After a long winter – actually, after several years of winters – the Palestinians today have taken an important step towards national liberation, self-determination, and the overthrow of the yoke of Israeli sovereignty. The twin announcements of a Hamas-Fateh reconciliation (albeit fragile) and an interim national unity government in anticipation of elections (albeit under occupation and siege) breathe fresh air into the lungs of Palestinians and of those Israeli Jews who desire to be free of their bondage as overlords. Indeed, all for whom the Palestinian cause is dear – that is, all decent, freedom-loving people – can only rejoice at these signs of Palestinian unity and purpose.
That does not mean that there are no potential problems with the reconciliation. Neither Hamas nor Fateh has shown itself to be responsive to the rights of Palestinian and the independence of Palestinian civil society. I, for one, would like to see a third force emerge that would be composed of both factions but would also pledge allegiance – and not just lip service -- to the democracy movement sweeping the Middle East. Civil society folks on the ground will have to see whether the new government cares about itself and its ideological agenda, or about empowering the Palestinian people.

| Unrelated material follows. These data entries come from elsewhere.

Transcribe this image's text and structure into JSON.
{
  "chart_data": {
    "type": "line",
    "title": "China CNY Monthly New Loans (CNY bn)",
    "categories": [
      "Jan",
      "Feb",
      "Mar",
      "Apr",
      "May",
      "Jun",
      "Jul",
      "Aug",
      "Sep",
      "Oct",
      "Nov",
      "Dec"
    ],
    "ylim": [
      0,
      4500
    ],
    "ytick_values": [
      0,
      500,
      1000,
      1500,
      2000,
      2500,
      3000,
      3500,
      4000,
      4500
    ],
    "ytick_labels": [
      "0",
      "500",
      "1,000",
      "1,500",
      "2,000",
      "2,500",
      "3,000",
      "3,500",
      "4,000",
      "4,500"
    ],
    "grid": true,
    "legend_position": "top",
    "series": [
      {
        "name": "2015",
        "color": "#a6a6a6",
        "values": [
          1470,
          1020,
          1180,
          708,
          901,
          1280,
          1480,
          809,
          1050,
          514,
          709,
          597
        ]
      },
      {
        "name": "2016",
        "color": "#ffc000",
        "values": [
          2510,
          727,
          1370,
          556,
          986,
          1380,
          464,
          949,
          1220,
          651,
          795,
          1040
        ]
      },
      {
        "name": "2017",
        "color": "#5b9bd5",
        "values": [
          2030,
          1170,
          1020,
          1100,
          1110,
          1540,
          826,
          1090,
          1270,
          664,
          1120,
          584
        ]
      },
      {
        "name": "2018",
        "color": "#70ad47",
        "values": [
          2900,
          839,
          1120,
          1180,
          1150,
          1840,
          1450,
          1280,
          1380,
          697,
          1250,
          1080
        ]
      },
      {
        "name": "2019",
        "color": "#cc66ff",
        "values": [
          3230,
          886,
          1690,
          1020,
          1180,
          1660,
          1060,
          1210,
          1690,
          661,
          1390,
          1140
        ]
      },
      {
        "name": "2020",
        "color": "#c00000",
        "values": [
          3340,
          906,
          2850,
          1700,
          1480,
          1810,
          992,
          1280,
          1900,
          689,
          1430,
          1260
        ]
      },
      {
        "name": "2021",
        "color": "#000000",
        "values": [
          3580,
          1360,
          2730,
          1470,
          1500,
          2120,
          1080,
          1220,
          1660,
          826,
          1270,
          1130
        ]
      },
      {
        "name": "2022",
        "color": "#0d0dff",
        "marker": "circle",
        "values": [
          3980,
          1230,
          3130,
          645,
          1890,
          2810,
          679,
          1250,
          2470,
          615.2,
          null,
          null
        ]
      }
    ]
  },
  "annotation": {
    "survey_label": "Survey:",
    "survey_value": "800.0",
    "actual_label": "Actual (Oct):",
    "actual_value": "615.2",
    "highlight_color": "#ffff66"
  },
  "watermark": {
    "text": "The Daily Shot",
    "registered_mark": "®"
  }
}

But with this caveat, I am cautiously optimistic that the unification of the Palestinian people – not only within Occupied Palestine but throughout the Palestinian diaspora -- will pay dividends in the short and long term.
In the short term, I hope it will end the dependency of the Palestinian Authority on the Americans, especially in terms of the security cooperation that pits Palestinian against Palestinian in the service of Israel. Already we are hearing that the United States may cut its funding to the PA because of the presence of Hamas. If that eventuality occurs (and it is difficult to think that the US can be so stupid, but one can only hope), the US will lose a lot of its influence with the Palestinians, and will become pretty much irrelevant within Israel/Palestine – to which one can only add, in shallah. This may split the Americans from the Quarter, who will feel emboldened to try its own diplomacy. And, of course, with Prime Minister Netanyahu saying that he will not negotiate with the new government (as if it was willing to negotiate seriously with any Palestinian government!) it is back to the 80s before the Oslo trap was sprung.
In the long term, only a united Palestinian people can hope to stand up for its rights against a superpower like Israel and the support it gets from the United States.
With the Palestinians now (gingerly) united, steps like declaring independence will be even more representative of the will of the people. US influence in Israel-Palestine will wane, the Israelis will be further isolated, and the Oslo process will be jettisoned, once and for all.
And there is hope that some Israelis will embrace this double liberation – the first, of the Palestinians from the Israelis, and the second, of the Israelis from themselves, and from their neurotic addiction to land, tribe, and power.